At its core, the next phase of China’s food security structure is meant to ensure that food supply stability continues, and with it social and political continuity. An old Chinese saying, “without agriculture, there’s no stability; without grain, there’s chaos,” continues to drive policy, with the Communist Party fearing that unless it can feed its people, it could lose control of the system. Leaders are shoring up the country’s plans for both building up its own reserves and production as well as an expanded network of trade partners, to position its food security regime to weather any future tumult the likes of this year.

“Food’s a very human element of existence,” Funaiole said. “I think there’s a genuine concern among Chinese leaders over ensuring that they can maintain stability on this front. Especially since economic growth has been such an important part for the Party’s legitimacy.”

Ash remains confident that China is not facing a looming food crisis. Harvests in the country are buoyant overall, and despite tensions, agricultural trade relations are unlikely to sever entirely. And yet, he understands officials’ need for caution. China’s relationship with food security has evolved over the years from one of scarcity to safety and now to self-sufficiency, always keeping the issue at its policy center.

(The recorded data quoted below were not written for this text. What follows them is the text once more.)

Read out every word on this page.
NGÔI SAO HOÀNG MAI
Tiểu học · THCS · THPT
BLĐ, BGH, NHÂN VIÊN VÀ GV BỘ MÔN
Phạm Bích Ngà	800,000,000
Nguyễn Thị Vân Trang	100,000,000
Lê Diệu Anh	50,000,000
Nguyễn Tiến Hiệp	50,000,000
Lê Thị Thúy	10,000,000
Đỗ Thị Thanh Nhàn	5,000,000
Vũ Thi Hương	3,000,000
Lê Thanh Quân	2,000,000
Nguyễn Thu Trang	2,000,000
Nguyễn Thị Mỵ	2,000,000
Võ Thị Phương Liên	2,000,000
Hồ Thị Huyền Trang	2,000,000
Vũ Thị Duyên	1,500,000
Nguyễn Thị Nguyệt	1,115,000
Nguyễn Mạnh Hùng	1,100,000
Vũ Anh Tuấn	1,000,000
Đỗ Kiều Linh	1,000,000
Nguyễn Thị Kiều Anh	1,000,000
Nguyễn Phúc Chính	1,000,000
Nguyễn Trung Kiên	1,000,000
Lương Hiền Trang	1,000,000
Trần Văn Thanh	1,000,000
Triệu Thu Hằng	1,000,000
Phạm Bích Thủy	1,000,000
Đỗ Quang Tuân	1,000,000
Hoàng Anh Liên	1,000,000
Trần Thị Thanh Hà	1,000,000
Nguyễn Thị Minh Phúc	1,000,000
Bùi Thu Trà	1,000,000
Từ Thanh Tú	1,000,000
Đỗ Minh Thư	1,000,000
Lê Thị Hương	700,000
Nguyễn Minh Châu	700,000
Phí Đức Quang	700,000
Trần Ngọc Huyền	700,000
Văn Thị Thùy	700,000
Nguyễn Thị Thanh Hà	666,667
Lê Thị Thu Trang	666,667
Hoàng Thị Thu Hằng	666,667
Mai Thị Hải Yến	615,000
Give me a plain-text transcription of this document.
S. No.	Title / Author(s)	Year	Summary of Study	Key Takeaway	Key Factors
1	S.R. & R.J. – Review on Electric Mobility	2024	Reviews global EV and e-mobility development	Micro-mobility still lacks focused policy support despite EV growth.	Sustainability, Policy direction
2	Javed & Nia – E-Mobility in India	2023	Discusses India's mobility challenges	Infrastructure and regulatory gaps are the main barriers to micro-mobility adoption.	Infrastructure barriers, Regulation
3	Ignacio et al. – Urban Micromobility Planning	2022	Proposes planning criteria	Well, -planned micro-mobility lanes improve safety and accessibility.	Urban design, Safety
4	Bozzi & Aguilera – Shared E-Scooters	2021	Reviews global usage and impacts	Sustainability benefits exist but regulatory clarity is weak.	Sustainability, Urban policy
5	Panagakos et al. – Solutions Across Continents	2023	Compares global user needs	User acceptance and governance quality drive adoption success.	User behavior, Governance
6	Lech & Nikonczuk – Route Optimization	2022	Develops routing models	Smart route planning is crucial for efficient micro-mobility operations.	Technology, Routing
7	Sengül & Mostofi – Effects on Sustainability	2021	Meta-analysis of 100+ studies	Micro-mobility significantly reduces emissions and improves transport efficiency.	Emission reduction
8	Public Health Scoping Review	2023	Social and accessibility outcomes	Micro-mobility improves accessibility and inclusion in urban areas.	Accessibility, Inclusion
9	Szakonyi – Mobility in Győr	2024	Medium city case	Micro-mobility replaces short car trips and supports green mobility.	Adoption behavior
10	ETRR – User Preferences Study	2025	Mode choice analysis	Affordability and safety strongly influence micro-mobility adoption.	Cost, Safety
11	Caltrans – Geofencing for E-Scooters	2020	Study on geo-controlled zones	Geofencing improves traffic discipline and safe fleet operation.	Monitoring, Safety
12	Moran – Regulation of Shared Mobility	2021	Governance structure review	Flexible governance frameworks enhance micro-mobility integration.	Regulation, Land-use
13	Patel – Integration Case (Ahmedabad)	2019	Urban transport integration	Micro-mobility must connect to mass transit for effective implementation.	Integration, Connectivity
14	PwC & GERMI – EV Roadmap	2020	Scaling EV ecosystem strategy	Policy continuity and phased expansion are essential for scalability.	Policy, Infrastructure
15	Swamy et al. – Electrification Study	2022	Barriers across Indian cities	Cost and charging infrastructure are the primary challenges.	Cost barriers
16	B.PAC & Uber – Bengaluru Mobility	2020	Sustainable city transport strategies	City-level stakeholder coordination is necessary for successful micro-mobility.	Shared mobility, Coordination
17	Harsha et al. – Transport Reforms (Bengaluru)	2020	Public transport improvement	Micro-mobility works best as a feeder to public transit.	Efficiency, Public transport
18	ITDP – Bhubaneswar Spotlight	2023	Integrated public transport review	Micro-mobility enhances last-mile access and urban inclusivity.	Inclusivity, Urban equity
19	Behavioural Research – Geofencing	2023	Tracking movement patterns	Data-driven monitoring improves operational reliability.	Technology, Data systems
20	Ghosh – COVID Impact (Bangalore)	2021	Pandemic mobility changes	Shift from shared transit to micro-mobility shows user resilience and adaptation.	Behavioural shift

“It’s part, I imagine, of the mindset of policymakers, just this knowledge that if you look at Chinese history going back hundreds of years, but also recent history, indeed when food security has collapsed, then there have been social consequences and those social consequences have sometimes had political consequences,” Ash said. “They’ve precipitated the downfall of regimes, of imperial dynasties. And I do think that is part of the mindset of officials, this awareness that you must never forget food security.